The Indiana General Assembly has overwhelmingly passed a bill that would allow electric utilities to build small modular reactors, a move that could pave the way for commercial nuclear power in the state for the first time.
The House voted 70-22 on Tuesday to pass the bill that would permit utilities to build small, prefabricated plants that are a fraction of the size of a traditional nuclear power plant. The Indiana Senate passed an identical bill 39-9 earlier this month. Both votes were largely along party lines, with support from Indiana Republicans.
The bill goes to Gov. Eric Holcomb for consideration. He has not yet taken a public stand, although he has previously said he is open to all sources of energy. A Holcomb spokeswoman declined to say Wednesday what action the governor would take.
It would be a major shift for Indiana, which has long relied on coal—and more recently natural gas and renewables—to power the state’s factories, shops and houses. Supporters of nuclear energy said the reactors would provide reliable power to replace traditional coal-fired units now being retired by utilities.

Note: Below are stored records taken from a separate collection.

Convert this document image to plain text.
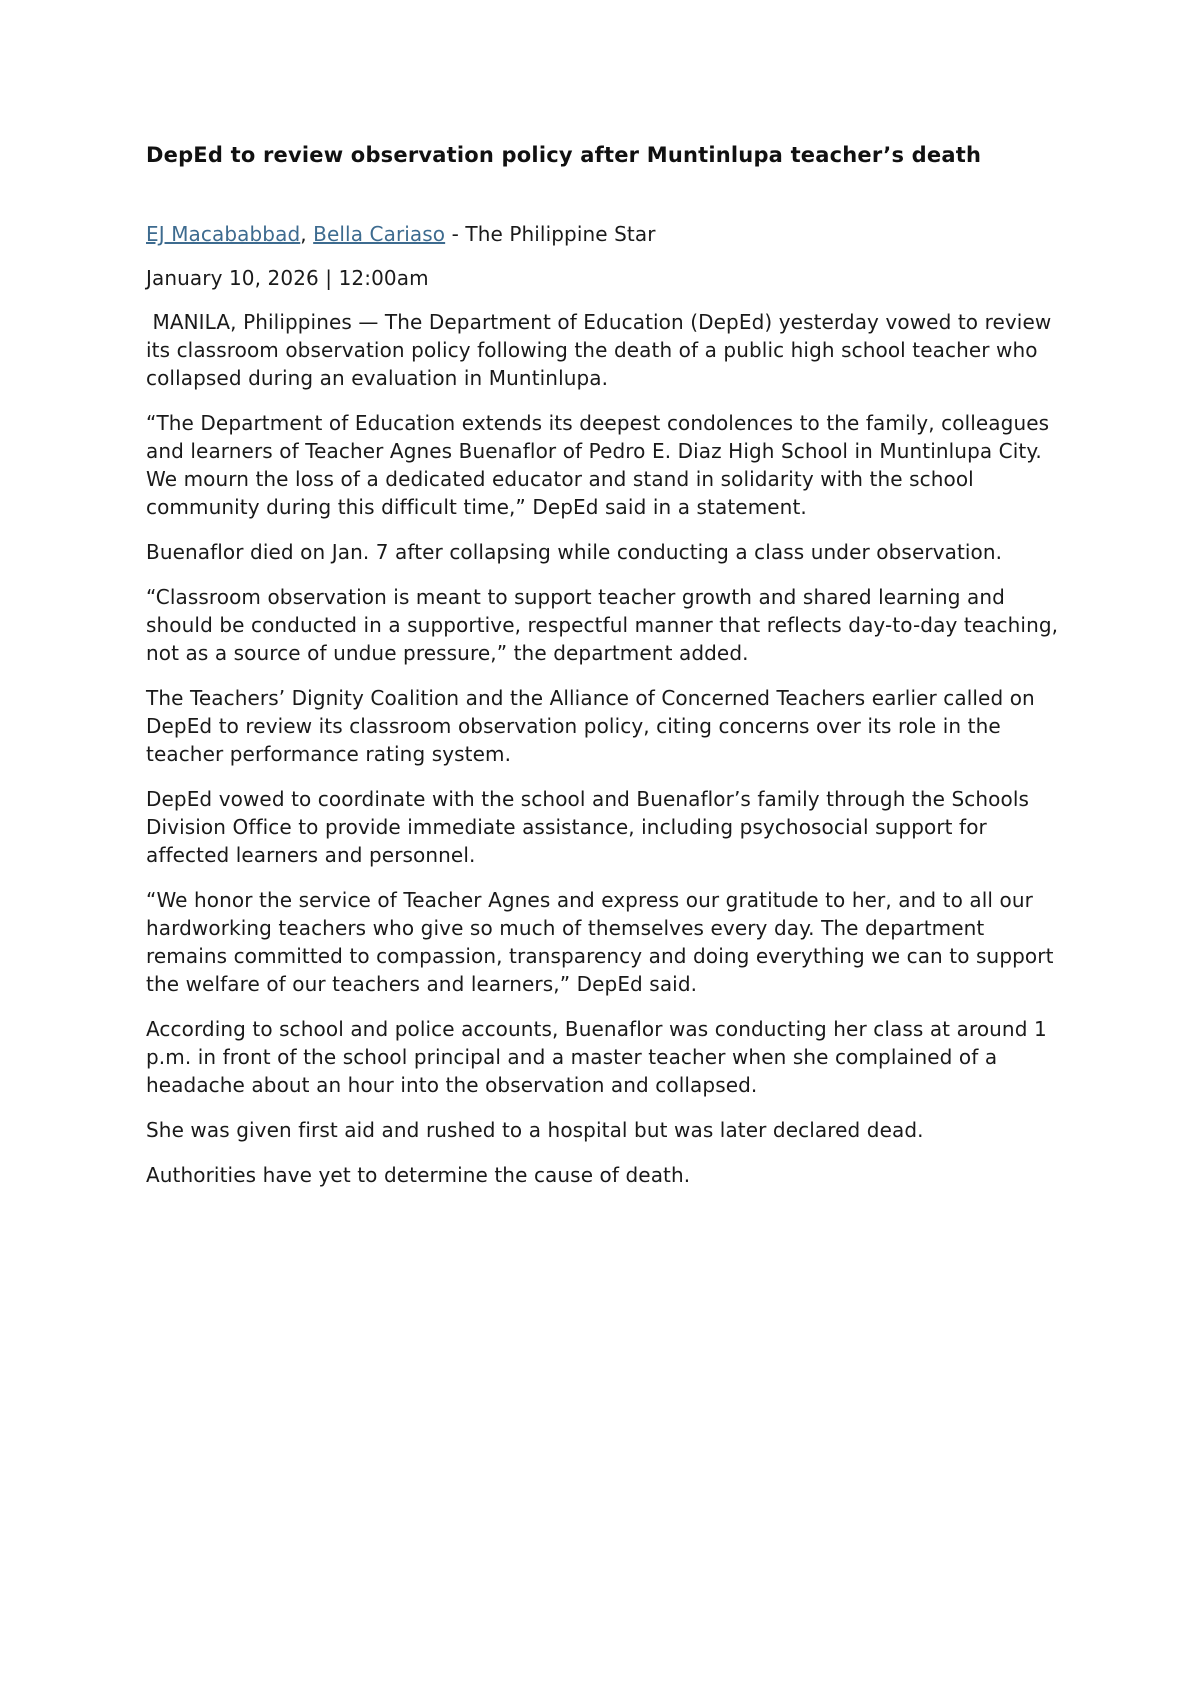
DepEd to review observation policy after Muntinlupa teacher’s death

EJ Macababbad, Bella Cariaso - The Philippine Star

January 10, 2026 | 12:00am

MANILA, Philippines — The Department of Education (DepEd) yesterday vowed to review its classroom observation policy following the death of a public high school teacher who collapsed during an evaluation in Muntinlupa.

“The Department of Education extends its deepest condolences to the family, colleagues and learners of Teacher Agnes Buenaflor of Pedro E. Diaz High School in Muntinlupa City. We mourn the loss of a dedicated educator and stand in solidarity with the school community during this difficult time,” DepEd said in a statement.

Buenaflor died on Jan. 7 after collapsing while conducting a class under observation.

“Classroom observation is meant to support teacher growth and shared learning and should be conducted in a supportive, respectful manner that reflects day-to-day teaching, not as a source of undue pressure,” the department added.

The Teachers’ Dignity Coalition and the Alliance of Concerned Teachers earlier called on DepEd to review its classroom observation policy, citing concerns over its role in the teacher performance rating system.

DepEd vowed to coordinate with the school and Buenaflor’s family through the Schools Division Office to provide immediate assistance, including psychosocial support for affected learners and personnel.

“We honor the service of Teacher Agnes and express our gratitude to her, and to all our hardworking teachers who give so much of themselves every day. The department remains committed to compassion, transparency and doing everything we can to support the welfare of our teachers and learners,” DepEd said.

According to school and police accounts, Buenaflor was conducting her class at around 1 p.m. in front of the school principal and a master teacher when she complained of a headache about an hour into the observation and collapsed.

She was given first aid and rushed to a hospital but was later declared dead.

Authorities have yet to determine the cause of death.
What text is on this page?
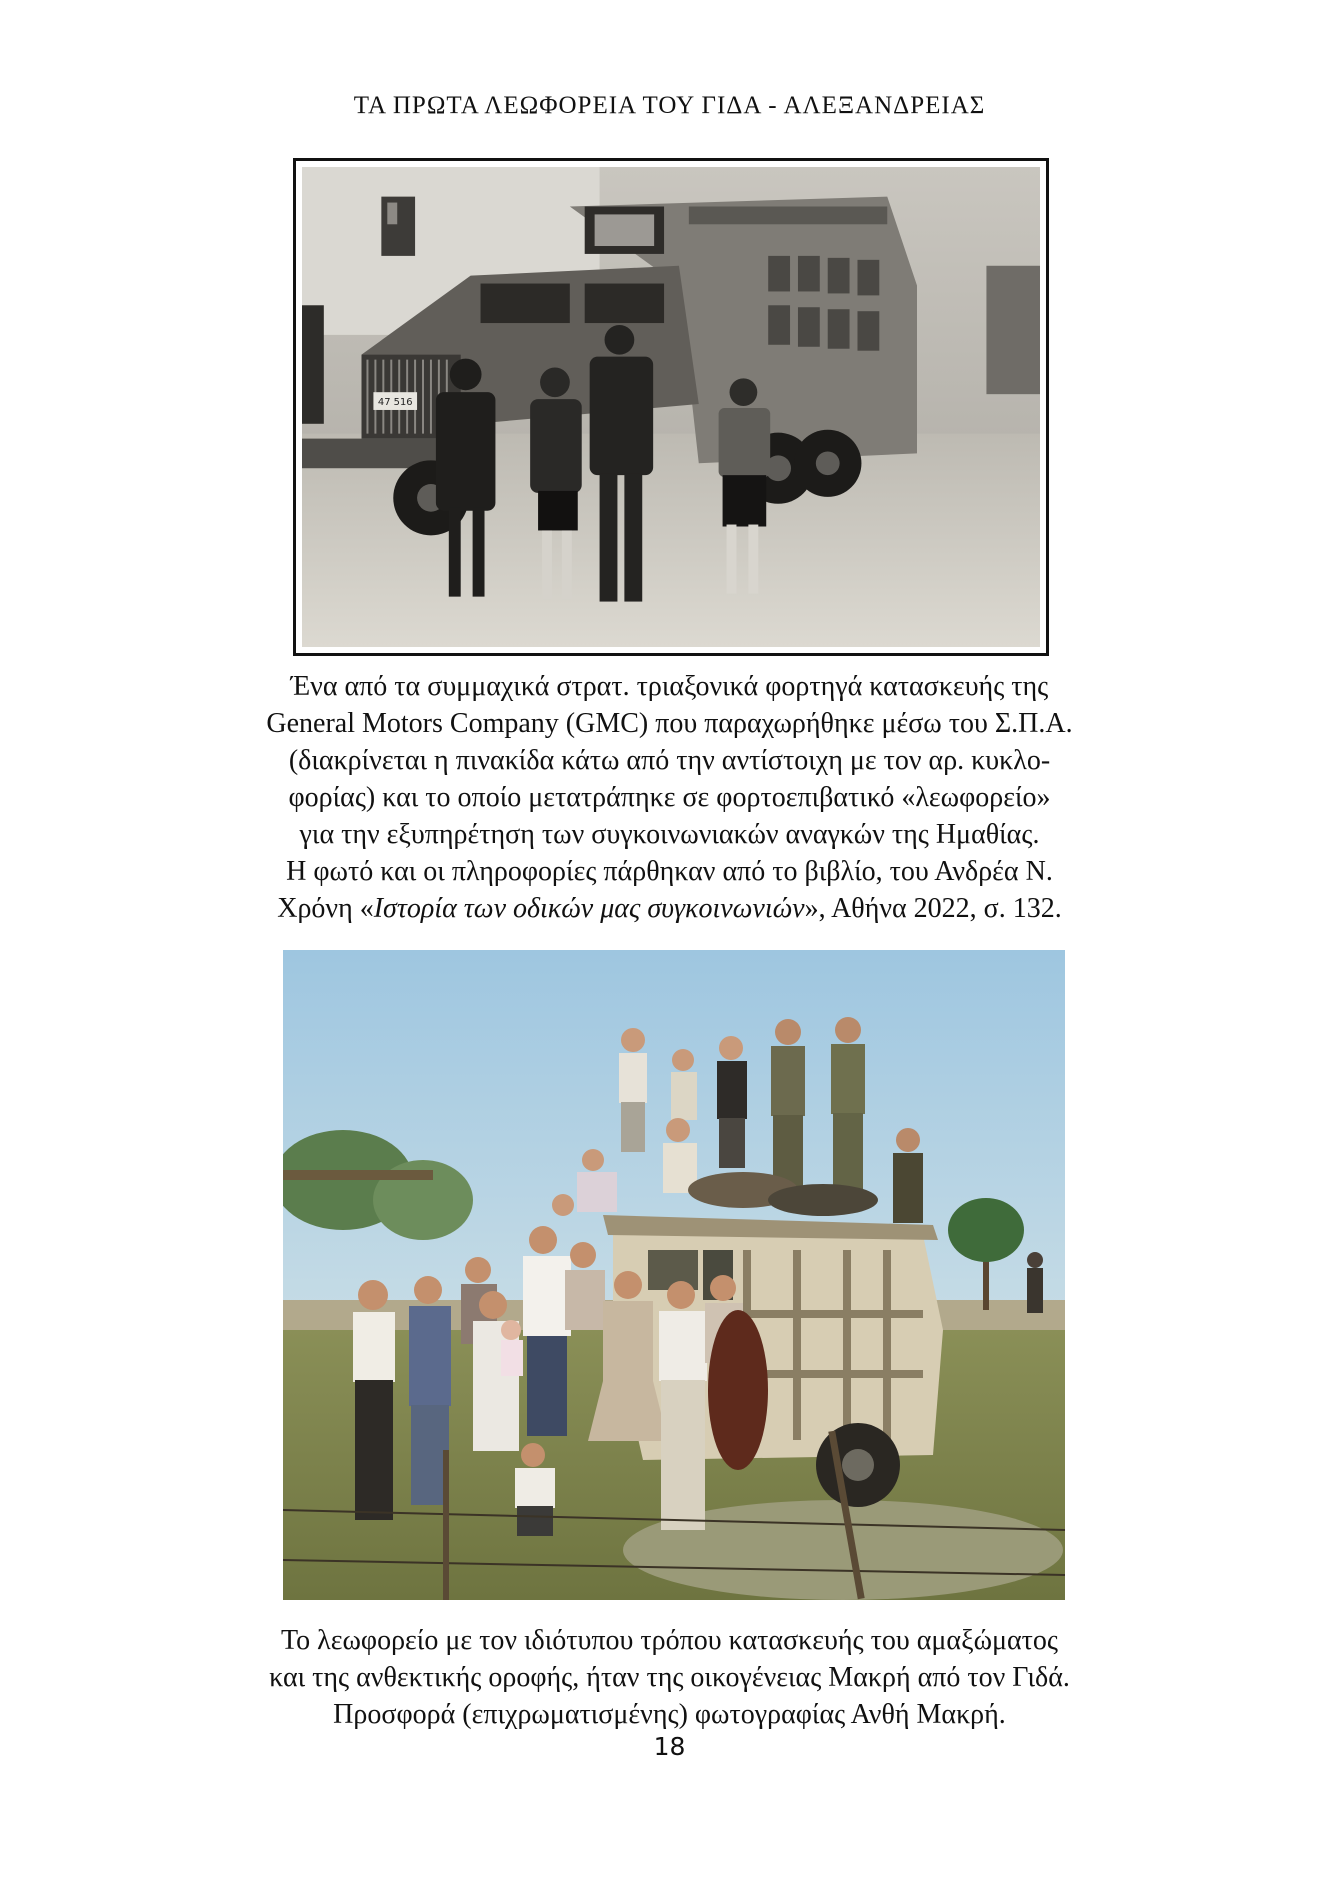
ΤΑ ΠΡΩΤΑ ΛΕΩΦΟΡΕΙΑ ΤΟΥ ΓΙΔΑ - ΑΛΕΞΑΝΔΡΕΙΑΣ
47 516

Ένα από τα συμμαχικά στρατ. τριαξονικά φορτηγά κατασκευής της

General Motors Company (GMC) που παραχωρήθηκε μέσω του Σ.Π.Α.

(διακρίνεται η πινακίδα κάτω από την αντίστοιχη με τον αρ. κυκλο-

φορίας) και το οποίο μετατράπηκε σε φορτοεπιβατικό «λεωφορείο»

για την εξυπηρέτηση των συγκοινωνιακών αναγκών της Ημαθίας.

Η φωτό και οι πληροφορίες πάρθηκαν από το βιβλίο, του Ανδρέα Ν.

Χρόνη «Ιστορία των οδικών μας συγκοινωνιών», Αθήνα 2022, σ. 132.

Το λεωφορείο με τον ιδιότυπου τρόπου κατασκευής του αμαξώματος

και της ανθεκτικής οροφής, ήταν της οικογένειας Μακρή από τον Γιδά.

Προσφορά (επιχρωματισμένης) φωτογραφίας Ανθή Μακρή.

18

The bill would allow utilities to build modules, sometimes called “baby nukes,” of up to 350 megawatts, or enough electricity to power a small city. The reactors are designed to be manufactured in factories and assembled on-site.
Rep. Ed Soliday, Republican from Valparaiso, chair of the House Utilities Committee, said the reactors use the same kind of technology found on nuclear submarines and aircraft carriers.
“These kinds of devices have been around for over 50 years,” he said during House debate on Tuesday.
But Rep. Matt Pierce, Democrat of Bloomington, said the bill is too generous to utilities, because it would classify the reactors as clean energy. Under Indiana law, that would allow the utilities to bill customers for the cost of construction, perhaps for years, before any of the plants went online.
He added that since no small modular reactors have yet been built, no one knows the true cost, or if the technology actually works.
“Let these people prove their stuff really works before we make ratepayers pay for what might up being a giant white elephant,” Pierce said.
Rep. Carey Hamilton, Democrat of Indianapolis, said she supports innovation and diversification of the energy grid. “But I don’t want my constituents to be guinea pigs,” she said. “Give it a few years, see how it evolves in other states.”
But Rep. Alan Morrison, a Republican from Brazil, said Indiana needs to push hard to find other sources of energy as utilities step up plans to retire old coal-fired units.
“We have to produce enough for the baseload in this state,” he said. “The baseload cannot be supported with renewables alone.”
The state has never built a nuclear power plant, and its only attempt at constructing one, the Marble Hill Nuclear Power Station, went wildly over budget in the 1980s. The utility, known as Public Service Indiana, pulled the plug on the half-built plant and later dismantled it and sold it for parts. The utility nearly went bankrupt in the process.
No Indiana utility has yet announced plans yet to build a small modular reactor. The small reactors are still in the design and testing phase, and only one company, Oregon-based NuScale Power, has received design approval from the Nuclear Regulatory Commission.
The parent company of Duke Energy Indiana, the largest electric utility in the state, told Bloomberg News last week it is strongly considering investments in small modular reactors, possibly in 2030s.
“We think it would be quite complementary, not only to the skills that Duke has, but to our aspirations around climate,” said Lynn Good, CEO of North Carolina-based Duke Energy Corp.
The nuclear industry has long touted its power as “clean energy,” meaning it produces energy by splitting uranium atoms, but does not emit carbon dioxide, sulfur dioxide or nitrogen oxides, as traditional coal-fired power plants do.
However, nuclear plants use large amounts of water for steam production and for cooling. They also generate spent uranium fuel, which is stored in pools or steel-lined concrete vaults for decades.
The legislation, known as Senate Bill 271, would create rules for state regulators to consider in allowing a utility to build a plant.
The bill was supported by nuclear advocates, the utility industry and the Indiana Chamber. It was opposed by the Hoosier Environmental Council, Citizens Action Coalition of Indiana and the NAACP.